Zunächst wurde verdeutlicht, dass Donald Trump im Wahlkampf zwar Handelsabkommen zwischen mehreren Staaten ablehnt und verhindern möchte, doch über TTIP äußerte er sich nicht wahrnehmbar. Deshalb könnten die Verhandlungen in Bälde fortgeführt werden, denn vor allem auch die EU-Kommission will das Abkommen. Solange aber der Widerstand aus ziemlich vielen EU-Staaten nicht nachlässt, wird sich die EU-Kommission gerade in den Bereichen Verbraucherschutz und Landwirtschaft (Stichworte etwa: Gentechnik, Hormonmast, Desinfektionsmethoden) nicht bewegen können. Das wäre allerdings Voraussetzung, damit Trump das Abkommen als Gewinn für die USA vermarkten könnte.

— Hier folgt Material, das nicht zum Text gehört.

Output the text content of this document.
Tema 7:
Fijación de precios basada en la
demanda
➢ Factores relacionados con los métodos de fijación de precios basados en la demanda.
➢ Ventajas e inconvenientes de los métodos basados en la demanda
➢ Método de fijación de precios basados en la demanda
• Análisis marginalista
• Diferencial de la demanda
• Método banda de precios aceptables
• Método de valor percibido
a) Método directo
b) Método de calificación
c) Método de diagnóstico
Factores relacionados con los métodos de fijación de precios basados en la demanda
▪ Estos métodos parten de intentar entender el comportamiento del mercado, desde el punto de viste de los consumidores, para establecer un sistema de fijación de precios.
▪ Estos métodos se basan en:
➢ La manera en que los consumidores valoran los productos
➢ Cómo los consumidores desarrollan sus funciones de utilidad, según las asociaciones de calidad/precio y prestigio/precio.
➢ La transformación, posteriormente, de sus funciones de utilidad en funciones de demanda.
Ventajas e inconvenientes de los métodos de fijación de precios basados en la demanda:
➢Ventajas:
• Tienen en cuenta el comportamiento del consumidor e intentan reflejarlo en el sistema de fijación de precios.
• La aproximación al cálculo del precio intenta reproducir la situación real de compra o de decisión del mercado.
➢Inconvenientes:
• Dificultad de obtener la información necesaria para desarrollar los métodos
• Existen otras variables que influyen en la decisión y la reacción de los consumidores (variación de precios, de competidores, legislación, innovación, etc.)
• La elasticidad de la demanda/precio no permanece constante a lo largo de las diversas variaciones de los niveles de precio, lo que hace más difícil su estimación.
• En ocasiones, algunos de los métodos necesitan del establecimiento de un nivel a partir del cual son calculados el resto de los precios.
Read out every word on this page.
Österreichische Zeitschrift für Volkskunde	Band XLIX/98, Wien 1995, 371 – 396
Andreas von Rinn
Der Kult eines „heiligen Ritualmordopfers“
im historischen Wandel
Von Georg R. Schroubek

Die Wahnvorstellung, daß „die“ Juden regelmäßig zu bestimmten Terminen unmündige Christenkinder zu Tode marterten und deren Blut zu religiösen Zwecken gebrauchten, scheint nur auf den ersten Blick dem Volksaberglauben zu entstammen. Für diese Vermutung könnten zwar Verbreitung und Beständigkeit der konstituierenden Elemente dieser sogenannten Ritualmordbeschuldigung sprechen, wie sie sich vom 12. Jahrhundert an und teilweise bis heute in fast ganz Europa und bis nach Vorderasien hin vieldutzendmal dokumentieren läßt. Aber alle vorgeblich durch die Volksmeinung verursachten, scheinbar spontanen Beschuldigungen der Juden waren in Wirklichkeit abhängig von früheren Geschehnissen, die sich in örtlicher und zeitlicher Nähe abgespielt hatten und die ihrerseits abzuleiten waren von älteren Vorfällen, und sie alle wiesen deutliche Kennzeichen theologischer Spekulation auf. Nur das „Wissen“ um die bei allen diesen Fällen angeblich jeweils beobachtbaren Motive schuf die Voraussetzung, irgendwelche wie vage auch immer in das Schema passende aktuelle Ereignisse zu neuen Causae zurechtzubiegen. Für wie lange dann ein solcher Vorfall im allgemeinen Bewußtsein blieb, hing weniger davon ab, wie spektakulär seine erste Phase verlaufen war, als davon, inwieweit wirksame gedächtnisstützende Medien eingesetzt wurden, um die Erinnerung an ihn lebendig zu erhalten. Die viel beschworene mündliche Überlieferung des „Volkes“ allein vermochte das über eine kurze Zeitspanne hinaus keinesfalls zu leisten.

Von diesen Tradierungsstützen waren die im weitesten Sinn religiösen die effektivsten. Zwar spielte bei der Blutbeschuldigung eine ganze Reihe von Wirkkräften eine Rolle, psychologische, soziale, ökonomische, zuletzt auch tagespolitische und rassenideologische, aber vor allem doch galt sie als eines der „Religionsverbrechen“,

Wesentlich brisanter ist CETA, denn das Handelsabkommen mit Kanada befindet sich im Ratifizierungsprozess. Allen Protesten zum Trotz hat sich am Inhalt nichts geändert. Die zahlreichen (unter anderen von den Wallonen erzwungene) Anhänge an den Vertrag haben keine Änderungen, sondern höchstens bestimmte Interpretationen weniger Vertragsinhalte zur Folge. Alle Kritikpunkte bleiben erhalten.

Belgien wird CETA nicht ratifizieren

Karl Bär ging etwa auf das europäische Vorsorgeprinzip ein und verdeutlichte dies am Beispiel hormonell aktiver Weichmacher (“Bisphenol A”), deren vorbeugendes Verbot bei begründetem Verdacht in der EU durch CETA schwieriger würde. Der Vertrag fordert von den Staaten wissenschaftliche Belege ein, wenn sie gefährliche Substanzen verbieten wollen. Mit Gegenstudien lassen sich allerdings Studienschlachten organisieren, die sich über Jahrzehnte hinziehen (wie in den USA mit Asbest und DDT geschehen).

Trotzdem wird das EU-Parlament Mitte Februar höchstwahrscheinlich die vorläufige Anwendung von CETA beschließen. Aber: Danach muss es von allen Mitgliedsstaaten abgesegnet werden – und das ist unwahrscheinlich, falls der Protest gegen dieses Freihandelsabkommen aufrechterhalten bleibt. Bereits vor Monaten hat sich Belgien äußerst kritisch über die in CETA verankerten Konzernklagerechte geäußert. Es stellte bereits klar, dass es unter den gegenwärtigen Bedingungen nicht bereit ist, CETA zu ratifizieren.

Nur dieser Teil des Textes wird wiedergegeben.